When your pastor says these words, publicly or in a private confession – ‘I forgive you all your sins, in the name of the Father and the Son and the Holy Spirit’, someone can say that it is not possible.
How can a man forgive someone’s sins?! Then we can answer, – yes, it is possible, for this is exactly what Jesus commanded us to do and promised that whomever we’ll forgive their sins, they will be forgiven. It is what the Church does.
When someone is baptized, the Holy Spirit is given to this person. Their sins are forgiven and they are made children of God and heirs of God’s Kingdom.
Someone can say, it can’t be, it is just a water, it is just a ritual. Then we can say, – yes, it can be, for this is what Jesus commanded us to do, and this is what He promises our baptism will do for us.
When we come to receive the Holy Communion, then Jesus Christ, the Holy God Himself if present among us and shares with us His life giving body and blood in bread and wine.
Someone can say, it can’t be, for it is simply a bread and a wine, how could you believe that you actually are united with God. That He Himself if physically present. It can’t be. And we say to is, – yes, it can be, for this is what Jesus commanded us to do and this is what He Himself promised.
We say that one day we will be with Jesus, and He will create a new heaven and new earth, where there will be no more death, nor pain, not sorrow, only joy and peace in God’s presence. We’ll have new bodies, new perfect bodies. We’ll have this great feast that Isaiah wrote about.
Someone can say, that it can’t be, things like this don’t happen. What will we say? Yes, it can be, for this is what Jesus Christ, the Son of God promised. We trust His promises for He rouse from the dead and proved that all authority in heaven and on earth is given to Him.
So He can do with this Universe, with this time, space, matter, energy, with these laws who hold everything together whatever He wants. We know He can deliver what He has promised. For He is God the Creator. He is your God.
Then someone can say – why would God choose you? Who are you? How are you better than others? You may have done so many things wrong. You may not be better than anyone else. May be you are even worse.
It can’t be that God has chosen you and given all these promised to you. It can’t be. And what will you say? Yes, it can be. Of course, we don’t deserve it, we are not worthy of this, but because Jesus has promised, we can trust Him.
We know that He will fulfil His promises. That’s it. This is what our Easter faith is about. This is what Mark wanted to emphasize. That our trust is strongly rooted in Jesus promises.

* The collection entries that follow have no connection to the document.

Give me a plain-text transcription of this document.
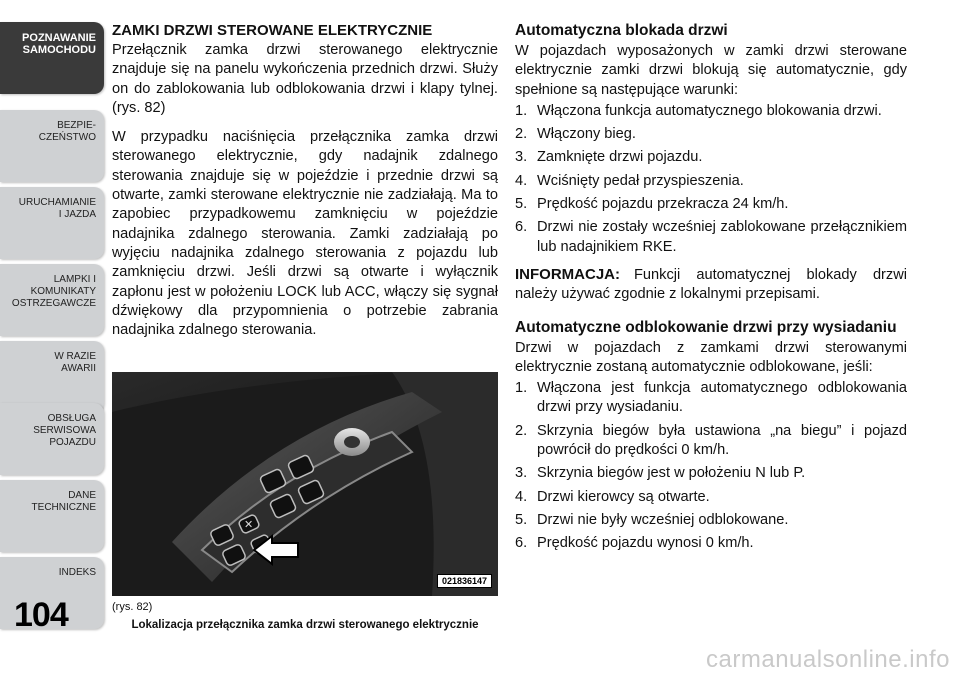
POZNAWANIE
SAMOCHODU
BEZPIE-
CZEŃSTWO
URUCHAMIANIE
I JAZDA
LAMPKI I
KOMUNIKATY
OSTRZEGAWCZE
W RAZIE
AWARII
OBSŁUGA
SERWISOWA
POJAZDU
DANE
TECHNICZNE
INDEKS
104
ZAMKI DRZWI STEROWANE ELEKTRYCZNIE

Przełącznik zamka drzwi sterowanego elektrycznie znajduje się na panelu wykończenia przednich drzwi. Służy on do zablokowania lub odblokowania drzwi i klapy tylnej. (rys. 82)

W przypadku naciśnięcia przełącznika zamka drzwi sterowanego elektrycznie, gdy nadajnik zdalnego sterowania znajduje się w pojeździe i przednie drzwi są otwarte, zamki sterowane elektrycznie nie zadziałają. Ma to zapobiec przypadkowemu zamknięciu w pojeździe nadajnika zdalnego sterowania. Zamki zadziałają po wyjęciu nadajnika zdalnego sterowania z pojazdu lub zamknięciu drzwi. Jeśli drzwi są otwarte i wyłącznik zapłonu jest w położeniu LOCK lub ACC, włączy się sygnał dźwiękowy dla przypomnienia o potrzebie zabrania nadajnika zdalnego sterowania.

✕
021836147
(rys. 82)
Lokalizacja przełącznika zamka drzwi sterowanego elektrycznie
Automatyczna blokada drzwi

W pojazdach wyposażonych w zamki drzwi sterowane elektrycznie zamki drzwi blokują się automatycznie, gdy spełnione są następujące warunki:

1. Włączona funkcja automatycznego blokowania drzwi.
2. Włączony bieg.
3. Zamknięte drzwi pojazdu.
4. Wciśnięty pedał przyspieszenia.
5. Prędkość pojazdu przekracza 24 km/h.
6. Drzwi nie zostały wcześniej zablokowane przełącznikiem lub nadajnikiem RKE.

INFORMACJA: Funkcji automatycznej blokady drzwi należy używać zgodnie z lokalnymi przepisami.

Automatyczne odblokowanie drzwi przy wysiadaniu

Drzwi w pojazdach z zamkami drzwi sterowanymi elektrycznie zostaną automatycznie odblokowane, jeśli:

1. Włączona jest funkcja automatycznego odblokowania drzwi przy wysiadaniu.
2. Skrzynia biegów była ustawiona „na biegu” i pojazd powrócił do prędkości 0 km/h.
3. Skrzynia biegów jest w położeniu N lub P.
4. Drzwi kierowcy są otwarte.
5. Drzwi nie były wcześniej odblokowane.
6. Prędkość pojazdu wynosi 0 km/h.
carmanualsonline.info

Even if He speaks about things, which don’t make sense to us today, even if He promises something that has never happened before, we know that He will deliver what He has promised.
This is our Easter faith. This is our hope. This is our trust. And you know, sometimes you may be afraid as these women were. You may sometimes stay silent when you are sent to speak.
You may fail your expectations and expectations of others. You may be weak, you may be doubtful, you may be worse than others. It may happen, but it doesn’t change a thing.
For risen Jesus Christ promised to be with you whatever happens, and we know, we can trust Him. For He is risen, He is risen, indeed, and when the time comes, He will raise you and you will see Him as He is.